Japan's biggest problem: no arms export experience
The Japanese Soryu submarine is undoubtedly good. Secretary of Defense Johnston even called it "the best conventional submarine in the world". Which is of course denied in Kiel. Interestingly, Australian submariners also criticize the Japanese Soryu: The Japanese boat, although significantly larger than the Collins class, has less space inside, writes the Internet magazine, for example The diplomat. It is true that Canberra and Tokyo want to work closely together on security policy in the region. Especially at sea, where the Chinese rearmament and the rather ruthless Beijing power politics are currently worrying both countries. For both, the US is the most important and indispensable ally. Australians have fought alongside their great ally in every American war since the beginning of the 20th century, and they know exactly why. It is quite possible that at the end of the day an American word will be decisive for the submarine question. Nevertheless, the Japanese have a dramatic disadvantage: they have never exported weapons, let alone a submarine, or built them in cooperation with anyone. That would make a joint armaments project, and such a huge one, downright risky.

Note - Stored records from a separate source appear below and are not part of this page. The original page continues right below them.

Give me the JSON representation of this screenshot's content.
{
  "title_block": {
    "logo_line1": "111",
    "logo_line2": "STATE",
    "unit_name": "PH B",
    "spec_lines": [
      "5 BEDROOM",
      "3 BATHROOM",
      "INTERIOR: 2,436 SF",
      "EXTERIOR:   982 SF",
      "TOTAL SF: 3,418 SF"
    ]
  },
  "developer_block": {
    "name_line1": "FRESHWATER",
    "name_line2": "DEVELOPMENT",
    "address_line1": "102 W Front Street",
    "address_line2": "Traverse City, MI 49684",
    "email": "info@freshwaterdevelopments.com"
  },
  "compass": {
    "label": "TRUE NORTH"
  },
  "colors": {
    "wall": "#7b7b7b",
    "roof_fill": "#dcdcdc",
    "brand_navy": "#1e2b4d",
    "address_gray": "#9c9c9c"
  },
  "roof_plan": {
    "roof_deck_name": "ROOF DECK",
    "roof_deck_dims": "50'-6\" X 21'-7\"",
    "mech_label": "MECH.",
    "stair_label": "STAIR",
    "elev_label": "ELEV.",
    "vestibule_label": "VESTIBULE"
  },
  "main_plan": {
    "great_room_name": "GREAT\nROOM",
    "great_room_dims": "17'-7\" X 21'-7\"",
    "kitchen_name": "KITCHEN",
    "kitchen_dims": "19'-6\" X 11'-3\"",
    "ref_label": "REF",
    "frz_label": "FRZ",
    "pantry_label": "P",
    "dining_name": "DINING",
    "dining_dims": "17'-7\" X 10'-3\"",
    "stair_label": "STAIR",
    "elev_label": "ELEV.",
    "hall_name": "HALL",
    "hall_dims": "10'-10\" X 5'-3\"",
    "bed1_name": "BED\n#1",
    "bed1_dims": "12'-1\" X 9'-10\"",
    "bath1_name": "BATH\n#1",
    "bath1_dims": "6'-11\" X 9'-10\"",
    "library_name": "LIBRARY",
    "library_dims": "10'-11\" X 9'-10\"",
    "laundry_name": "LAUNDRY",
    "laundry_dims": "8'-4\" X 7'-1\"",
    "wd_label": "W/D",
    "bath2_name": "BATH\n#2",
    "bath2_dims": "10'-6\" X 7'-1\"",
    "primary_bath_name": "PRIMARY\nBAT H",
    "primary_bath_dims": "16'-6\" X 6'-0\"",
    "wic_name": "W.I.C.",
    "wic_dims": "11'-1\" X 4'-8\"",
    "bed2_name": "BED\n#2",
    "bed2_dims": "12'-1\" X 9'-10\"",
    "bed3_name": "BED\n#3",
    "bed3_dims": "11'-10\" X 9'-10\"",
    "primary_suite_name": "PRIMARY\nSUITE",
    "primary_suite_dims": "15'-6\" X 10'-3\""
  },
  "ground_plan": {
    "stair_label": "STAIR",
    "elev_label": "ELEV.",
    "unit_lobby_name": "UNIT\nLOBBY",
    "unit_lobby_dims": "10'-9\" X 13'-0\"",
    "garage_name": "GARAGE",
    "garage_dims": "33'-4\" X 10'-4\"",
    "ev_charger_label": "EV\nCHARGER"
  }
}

The French want to downsize a nuclear submarine for the Australians and convert it to a diesel-electric drive system - which is not without its problems. In addition, it is not certain whether US manufacturers also want to share their weapons technologies, which the Australians want to use on their ships, with the French.
A conventional submarine with the performance of a nuclear submarine
For these and other reasons, the enlarged German Dolphin submarines have a good chance in Australia. But the Australian order would also be a real challenge for the Kiel manufacturer. Because the Australians are demanding customers: "We want a conventional submarine with the performance, speed and range of a nuclear submarine," said Defense Secretary Johnston about a year ago. The extreme requirement profile is related to Australia's geography and its strategic interests between the North Pacific and the Persian Gulf on the other side of the Indian Ocean. Nobody except the Australians whips their conventional diesel-electric submarines thousands of nautical miles across the oceans and then let them go on patrol in distant sea areas. This is how the Australian magazine explains it The Monthly very true to its readers. It is quite possible that the Collins boats also failed because of this almost impossible task.
Australia has the only navy in the world that whips its conventional submarines thousands of kilometers across the oceans - and then sends them on patrol.
For TKMS, the challenge would also be an even greater opportunity. Because if the Australian government decides on the German type 216 boat in November, the Kiel shipyard will present a very special submarine in a few years' time: a large conventional submarine with the performance of a nuclear submarine.